VMware's new CEO Paul Maritz (right) used his first VMworld keynote on Tuesday to introduce the company's Virtual Datacenter Operating System (VDC-OS) to an audience of IT professionals and technology industry insiders at the VMworld 2008 conference at the Venetian Hotel in Las Vegas.
Written by Jason Hiner, Editor in Chief

VMware's new CEO Paul Maritz (right) used his first VMworld keynote on Tuesday to introduce the company's Virtual Datacenter Operating System (VDC-OS) to an audience of IT professionals and technology industry insiders at the VMworld 2008 conference at the Venetian Hotel in Las Vegas.

With the Virtual Datacenter OS, VMware wants to essentially de-emphasize the traditional OS in the server room (Windows, Linux, and Unix) and use a new software layer -- the VDC-OS -- to aggregate different types of hardware resources and make the hardware itself invisible to the applications that run on it.

Dan Kusnetzky of ZDNet's Virtually Speaking summed up the technical details:

"Virtual Datacenter OS (VDC-OS) for the internal cloud allows efficient and flexible use of applications and resources. VMware will be evolving their infrastructure to support both existing and future workloads. This requires the creation of a new software platform. VMware is posing a new layer of software that can create an elastic, self-managing, self-healing software platform that will sit between the workloads and the underlying hardware."

Maritz used this concept to hitch VMware to cloud computing, saying organizations can use this VMware architecture to create their own private cloud for delivering computing and applications. As you can see in the photo below, VMware even advertised the "Cloud" in its booth in the VMworld expo hall.

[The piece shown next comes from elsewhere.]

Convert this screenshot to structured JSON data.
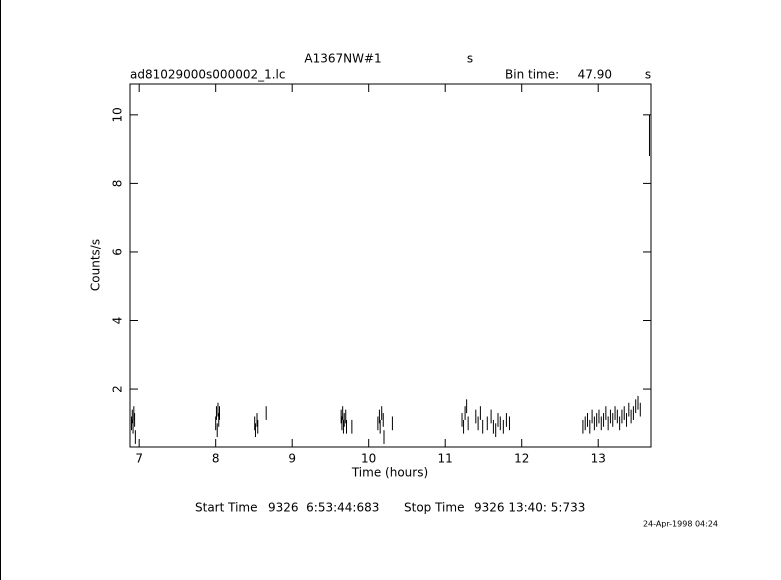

After the keynote, several attendees were asking each other questions like "Do you understand what the Virtual Datacenter Operating System is?" and "How is it different than what they're already doing?" Since, you can already see the processors and memory of various servers, separate from the physical hardware, the techies aren't sure what additional benefits they get .

VMware's pitch is to replace the current OS architecture with a virtualized OS. This is extremely ambitious, and also highly unlikely. They'd be much better off just focusing making computers, networks, and storage more virtualization-aware. That's essentially was what the company is doing, but it's dressing it up as the "Virtual Datacenter OS."

It's also unclear how much of this is a real product direction or if it's just marketing spin. TechRepublic's virtualization columnist Steven Warren has been running around VMworld berating his connections at VMware to get a look at VDC-OS and get more details and no one has been able to show him anything yet.

All that said, it takes bold moves to change an industry and make history. If this isn't just marketing spin and vaporware, then VMware does have the potential to shake up the server OS market. I'm just not sure how different VDC-OS is from simply virtualizing the OS and creating management software to tie VM's together.

And, if it truly does want to create a new software layer that replaces or de-emphasizes the operating system then I doubt VMware can really pull that off -- not without changing the underlying application architecture, and VMware can't do that without a lot of help from a lot of different vendors, including rivals like Microsoft and Citrix.